Door de uiteenlopende btw-tarieven kunnen Franse kunst- en antiekhandelaren op kunst van buiten de Europese Unie 25 procent meer winst maken dan Nederlandse collega’s. Ook wordt het door de lagere veilingkosten aantrekkelijker om in Frankrijk te veilen.

De consequenties zijn groot, verwacht Ott. „Als handelaren hun winstmarge gelijk willen houden, wordt van buiten de Unie geïmporteerde kunst in Nederland fors duurder. Franse handelaren hebben op de veiling in Londen een voordeel. Omdat ze lagere kosten hebben, kunnen ze Nederlandse collega’s eruit bieden.”

Een naam wil hij niet noemen, maar Ott sprak al een handelaar die zei Nederland te verlaten. Hij verwacht ook dat grote handelaren een dependance in Frankrijk zullen openen om vanuit daar te verkopen en ook vanuit dat land te gaan importeren. Dat laatste gebeurt zeker, voorspelt Ott, als Nederland ook nog de omzetbelasting op importen verhoogt van 9 naar 21 procent, waarvoor wordt gevreesd. Maar of dat gebeurt, is nog niet duidelijk, zegt Ott. „Niemand in Den Haag die het antwoord weet.”

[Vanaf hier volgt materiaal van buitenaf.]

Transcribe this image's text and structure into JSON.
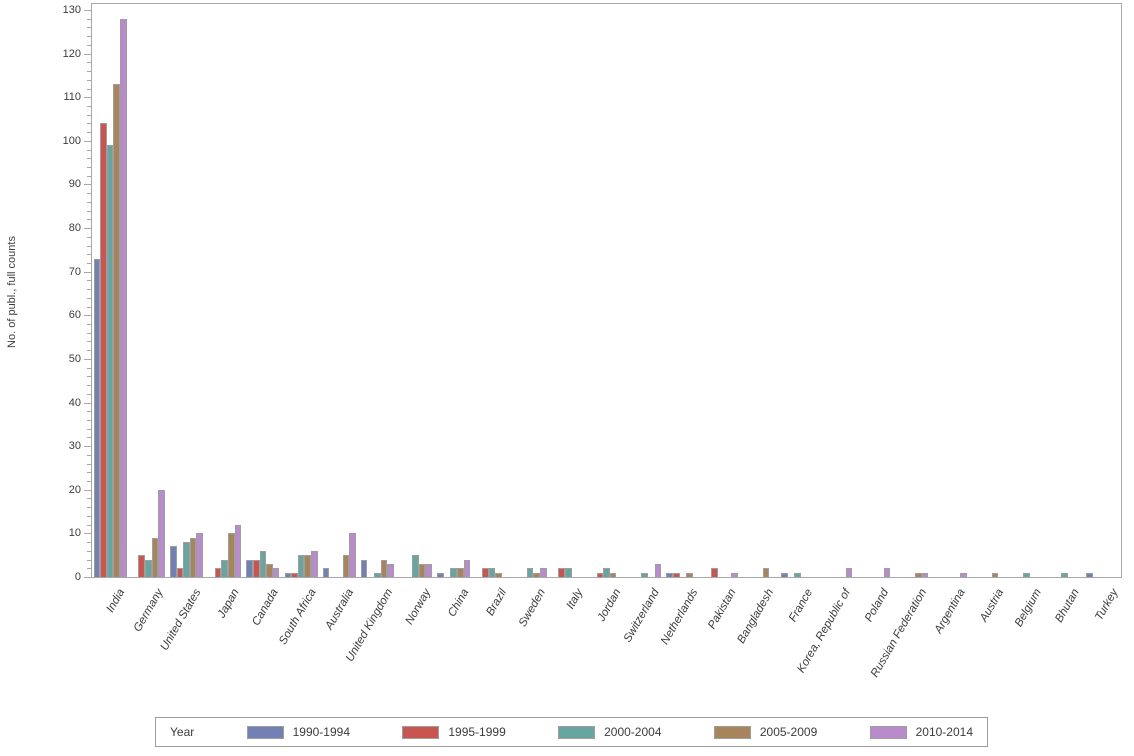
{
  "chart_data": {
    "type": "bar",
    "title": "",
    "xlabel": "",
    "ylabel": "No. of publ., full counts",
    "ylim": [
      0,
      130
    ],
    "yticks": [
      0,
      10,
      20,
      30,
      40,
      50,
      60,
      70,
      80,
      90,
      100,
      110,
      120,
      130
    ],
    "ytick_minor_interval": 2,
    "grid": false,
    "legend_position": "bottom",
    "legend_title": "Year",
    "categories": [
      "India",
      "Germany",
      "United States",
      "Japan",
      "Canada",
      "South Africa",
      "Australia",
      "United Kingdom",
      "Norway",
      "China",
      "Brazil",
      "Sweden",
      "Italy",
      "Jordan",
      "Switzerland",
      "Netherlands",
      "Pakistan",
      "Bangladesh",
      "France",
      "Korea, Republic of",
      "Poland",
      "Russian Federation",
      "Argentina",
      "Austria",
      "Belgium",
      "Bhutan",
      "Turkey"
    ],
    "series": [
      {
        "name": "1990-1994",
        "color": "#7280b4",
        "values": [
          73,
          0,
          7,
          0,
          4,
          1,
          2,
          4,
          0,
          1,
          0,
          0,
          0,
          0,
          0,
          1,
          0,
          0,
          1,
          0,
          0,
          0,
          0,
          0,
          0,
          0,
          1
        ]
      },
      {
        "name": "1995-1999",
        "color": "#c8554f",
        "values": [
          104,
          5,
          2,
          2,
          4,
          1,
          0,
          0,
          0,
          0,
          2,
          0,
          2,
          1,
          0,
          1,
          2,
          0,
          0,
          0,
          0,
          0,
          0,
          0,
          0,
          0,
          0
        ]
      },
      {
        "name": "2000-2004",
        "color": "#66a5a0",
        "values": [
          99,
          4,
          8,
          4,
          6,
          5,
          0,
          1,
          5,
          2,
          2,
          2,
          2,
          2,
          1,
          0,
          0,
          0,
          1,
          0,
          0,
          0,
          0,
          0,
          1,
          1,
          0
        ]
      },
      {
        "name": "2005-2009",
        "color": "#a8845c",
        "values": [
          113,
          9,
          9,
          10,
          3,
          5,
          5,
          4,
          3,
          2,
          1,
          1,
          0,
          1,
          0,
          1,
          0,
          2,
          0,
          0,
          0,
          1,
          0,
          1,
          0,
          0,
          0
        ]
      },
      {
        "name": "2010-2014",
        "color": "#b98bcb",
        "values": [
          128,
          20,
          10,
          12,
          2,
          6,
          10,
          3,
          3,
          4,
          0,
          2,
          0,
          0,
          3,
          0,
          1,
          0,
          0,
          2,
          2,
          1,
          1,
          0,
          0,
          0,
          0
        ]
      }
    ],
    "colors": {
      "bar_border": "#9e9e9e",
      "axis": "#a8a8a8",
      "text": "#3c3c3c",
      "background": "#ffffff"
    }
  }
}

Opbouw van Tefaf dit jaar. „Met Tefaf Maastricht hebben we in Nederland de mooiste en grootste kunstbeurs ter wereld”, aldus jurist en kunsthistoricus Antoon Ott.
Foto Chris Keulen

Regelzucht

Zo’n hoger importtarief werkt vermoedelijk averechts, zegt Ott. „Ruim tien jaar terug verhoogde Nederland het importtarief voor kunst van buiten de Unie van 6 naar 19 procent. Die verhoging werd snel teruggedraaid toen de belastinginkomsten enorm terugliepen omdat handelaren massaal via landen met lagere tarieven gingen importeren.”

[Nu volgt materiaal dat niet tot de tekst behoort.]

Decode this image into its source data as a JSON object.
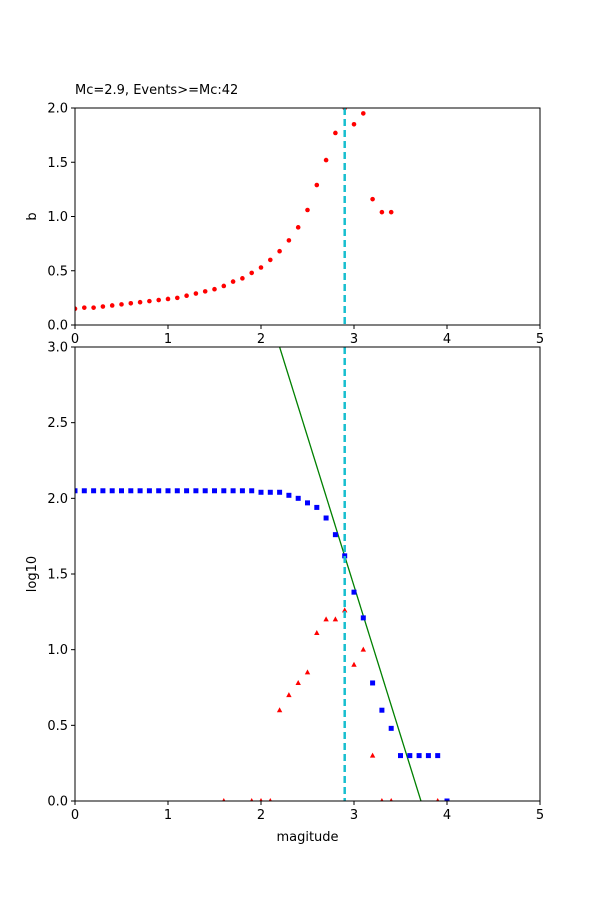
{
  "chart_data": [
    {
      "type": "scatter",
      "title": "Mc=2.9, Events>=Mc:42",
      "xlabel": "",
      "ylabel": "b",
      "xlim": [
        0,
        5
      ],
      "ylim": [
        0,
        2.0
      ],
      "xticks": [
        "0",
        "1",
        "2",
        "3",
        "4",
        "5"
      ],
      "yticks": [
        "0.0",
        "0.5",
        "1.0",
        "1.5",
        "2.0"
      ],
      "grid": false,
      "mc_line": {
        "x": 2.9,
        "color": "#17becf",
        "style": "dashed"
      },
      "series": [
        {
          "color": "#ff0000",
          "marker": "circle",
          "x": [
            0.0,
            0.1,
            0.2,
            0.3,
            0.4,
            0.5,
            0.6,
            0.7,
            0.8,
            0.9,
            1.0,
            1.1,
            1.2,
            1.3,
            1.4,
            1.5,
            1.6,
            1.7,
            1.8,
            1.9,
            2.0,
            2.1,
            2.2,
            2.3,
            2.4,
            2.5,
            2.6,
            2.7,
            2.8,
            2.9,
            3.0,
            3.1,
            3.2,
            3.3,
            3.4
          ],
          "y": [
            0.15,
            0.16,
            0.16,
            0.17,
            0.18,
            0.19,
            0.2,
            0.21,
            0.22,
            0.23,
            0.24,
            0.25,
            0.27,
            0.29,
            0.31,
            0.33,
            0.36,
            0.4,
            0.43,
            0.48,
            0.53,
            0.6,
            0.68,
            0.78,
            0.9,
            1.06,
            1.29,
            1.52,
            1.77,
            2.0,
            1.85,
            1.95,
            1.16,
            1.04,
            1.04
          ]
        }
      ]
    },
    {
      "type": "scatter",
      "title": "",
      "xlabel": "magitude",
      "ylabel": "log10",
      "xlim": [
        0,
        5
      ],
      "ylim": [
        0,
        3.0
      ],
      "xticks": [
        "0",
        "1",
        "2",
        "3",
        "4",
        "5"
      ],
      "yticks": [
        "0.0",
        "0.5",
        "1.0",
        "1.5",
        "2.0",
        "2.5",
        "3.0"
      ],
      "grid": false,
      "mc_line": {
        "x": 2.9,
        "color": "#17becf",
        "style": "dashed"
      },
      "fit_line": {
        "color": "#008000",
        "x": [
          2.2,
          3.72
        ],
        "y": [
          3.0,
          0.0
        ]
      },
      "series": [
        {
          "color": "#0000ff",
          "marker": "square",
          "x": [
            0.0,
            0.1,
            0.2,
            0.3,
            0.4,
            0.5,
            0.6,
            0.7,
            0.8,
            0.9,
            1.0,
            1.1,
            1.2,
            1.3,
            1.4,
            1.5,
            1.6,
            1.7,
            1.8,
            1.9,
            2.0,
            2.1,
            2.2,
            2.3,
            2.4,
            2.5,
            2.6,
            2.7,
            2.8,
            2.9,
            3.0,
            3.1,
            3.2,
            3.3,
            3.4,
            3.5,
            3.6,
            3.7,
            3.8,
            3.9,
            4.0
          ],
          "y": [
            2.05,
            2.05,
            2.05,
            2.05,
            2.05,
            2.05,
            2.05,
            2.05,
            2.05,
            2.05,
            2.05,
            2.05,
            2.05,
            2.05,
            2.05,
            2.05,
            2.05,
            2.05,
            2.05,
            2.05,
            2.04,
            2.04,
            2.04,
            2.02,
            2.0,
            1.97,
            1.94,
            1.87,
            1.76,
            1.62,
            1.38,
            1.21,
            0.78,
            0.6,
            0.48,
            0.3,
            0.3,
            0.3,
            0.3,
            0.3,
            0.0
          ]
        },
        {
          "color": "#ff0000",
          "marker": "triangle",
          "x": [
            1.6,
            1.9,
            2.0,
            2.1,
            2.2,
            2.3,
            2.4,
            2.5,
            2.6,
            2.7,
            2.8,
            2.9,
            3.0,
            3.1,
            3.2,
            3.3,
            3.4,
            3.9
          ],
          "y": [
            0.0,
            0.0,
            0.0,
            0.0,
            0.6,
            0.7,
            0.78,
            0.85,
            1.11,
            1.2,
            1.2,
            1.26,
            0.9,
            1.0,
            0.3,
            0.0,
            0.0,
            0.0
          ]
        }
      ]
    }
  ]
}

Ott maakt zich zorgen over het Nederlandse kunstmarktklimaat. „Onze regelzucht is wel erg groot. Kijk eens wat Nederlandse handelaren tegenwoordig allemaal moeten doen in het kader van anti-witwas- en terrorismebestrijdingswetgeving. In andere landen is meer begrip en coulance voor de kunsthandel.”

De jurist wijst ook op de btw-verhoging op kunst en cultuur en de beperking van de giftenaftrek aan goede doelen in het hoofdlijnenakkoord dat PVV, VVD, NSC en BBB onlangs sloten. De optelsom van kunst-vijandige maatregelen benauwt Ott. „Met Tefaf Maastricht hebben we in Nederland de mooiste en grootste kunstbeurs ter wereld. Als ons kunstklimaat minder aantrekkelijk wordt, wordt het ook minder aantrekkelijk om zo’n beurs binnen de grens te hebben.”

Volgens Ott is „bijna sprake van symboolpolitiek”. Hij wijst op de verwachte opbrengst van de wetswijziging voor de margeregeling: 24 miljoen euro. „Voor het Rijk een heel klein bedrag, maar voor de sector een enorme som. En denk ook eens aan al die lijstenmakers, restaurateurs en kunsthistorici die minder werk gaan krijgen.”

Zodra het nieuwe kabinet is beëdigd, zal hij de verantwoordelijke bewindspersoon wijzen op de gevolgen.